Le diner, composé de petits plats de légumes, de yaourt frais et d’un olvieh (purée de pommes de terre avec légumes et œufs durs), est servi à même le sol, sur une nappe de tissu autour de laquelle Omid, son frère, Aref et moi sommes assis. Alors qu’il amène les plats, le père d’Omid s’excuse auprès de moi pour ce diner simple et léger, alors que je n’ai même pas fini de compter le nombre de plats qu’il faudra terminer. De la même manière que ses parents dinent dans la cuisine pour s’effacer et nous laisser entre amis, le responsable d’un restaurant fera semblant de refuser que je le paie. Ces réactions participent du taarof, m’explique Omid, soit des règles de bienséance séculaires qui président aux relations entre individus en Iran. Bien plus que de simples expressions de politesse, ces principes de savoir-vivre consistent à se mettre à la place de son hôte, de son interlocuteur et de deviner ses envies.

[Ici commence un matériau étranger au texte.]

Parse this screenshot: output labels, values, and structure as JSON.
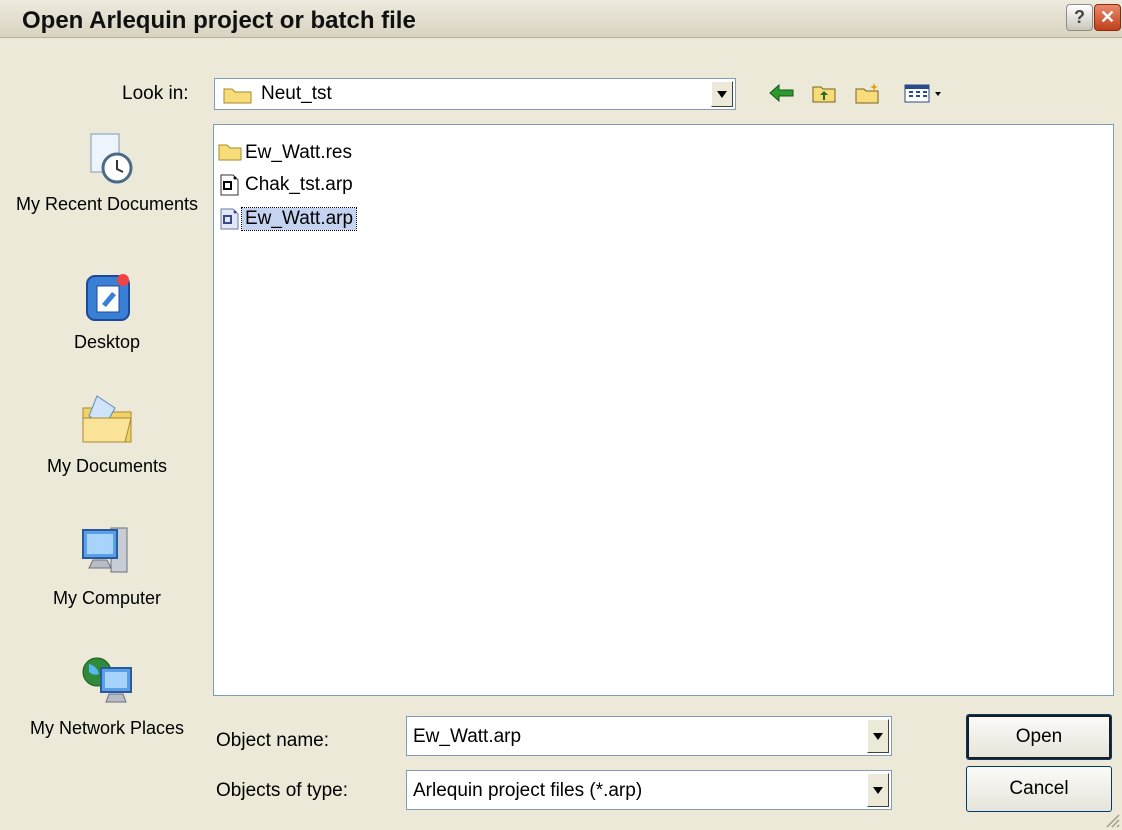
{
  "window": {
    "title": "Open Arlequin project or batch file",
    "help_label": "?",
    "close_label": "✕"
  },
  "look_in": {
    "label": "Look in:",
    "value": "Neut_tst"
  },
  "toolbar": {
    "icons": [
      "back-icon",
      "up-folder-icon",
      "new-folder-icon",
      "view-menu-icon"
    ]
  },
  "places": [
    {
      "label": "My Recent Documents",
      "icon": "recent-documents-icon"
    },
    {
      "label": "Desktop",
      "icon": "desktop-icon"
    },
    {
      "label": "My Documents",
      "icon": "my-documents-icon"
    },
    {
      "label": "My Computer",
      "icon": "my-computer-icon"
    },
    {
      "label": "My Network Places",
      "icon": "network-places-icon"
    }
  ],
  "files": [
    {
      "name": "Ew_Watt.res",
      "type": "folder",
      "selected": false
    },
    {
      "name": "Chak_tst.arp",
      "type": "arp",
      "selected": false
    },
    {
      "name": "Ew_Watt.arp",
      "type": "arp",
      "selected": true
    }
  ],
  "object_name": {
    "label": "Object name:",
    "value": "Ew_Watt.arp"
  },
  "object_type": {
    "label": "Objects of type:",
    "value": "Arlequin project files (*.arp)"
  },
  "buttons": {
    "open": "Open",
    "cancel": "Cancel"
  }
}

Pour couronner cette journée incroyable, Omid a invité son voisin et ami Majid, qui me fait découvrir sur quelques compositions et improvisations musicales quelques instruments traditionnels persans: ney (flûte), tar et sitar (guitares). Extraits du live, auquel j’ajoute ceux du répertoire d’un compositeur traditionnel iranien…


04 Desert Night

10 Lover’s Plight [Ghazal]

* Après la fuite du dernier shah (roi) d’Iran en 1979, l’ayatollah (rang religieux chiite) Khomeini prend le contrôle du pays et transforme la monarchie en République Islamique, dont la Constitution repose sur le droit islamique. Des portraits de celui-ci, ainsi que de celui de son successeur, l’ayatollah Khamenei, sont affichés partout en Iran, dans les magasins, sur les murs, dans les hôtels etc…

* Le pisé est un matériau de construction, fait d’un mélange d’eau, d’argile et de paille qui solidifie la structure.

* Après la mort du Prophète Mahomet, les musulmans se divisent essentiellement en 2 communautés: les sunnites, majoritaires aujourd’hui dans le monde, et les chiites, majoritaires en Iran, qui considèrent que seul un successeur filial de Mahomet peut devenir le guide spirituel de la communauté religieuse. Les chiites d’Iran en reconnaissent 12, appelés Imams, le premier étant Ali, cousin et gendre du Prophète. Le huitième est l’Imam Reza, le seul enterré en Iran. La notion d’imam chez les sunnites est différente: il s’agit de celui qui dirige la prière à la mosquée.

* Un caravansérail est un bâtiment fortifié, qui servait de halte et d’hôtel aux marchands et à leurs bêtes, ainsi qu’aux pèlerins et autres gens de passage.

* La dynastie des Achéménides constitue le premier empire Perse (la Perse est aujourd’hui aujourd’hui appelée Iran), fondé au 6è siècle avant J-C et ayant connu 3 capitales, dont Persépolis.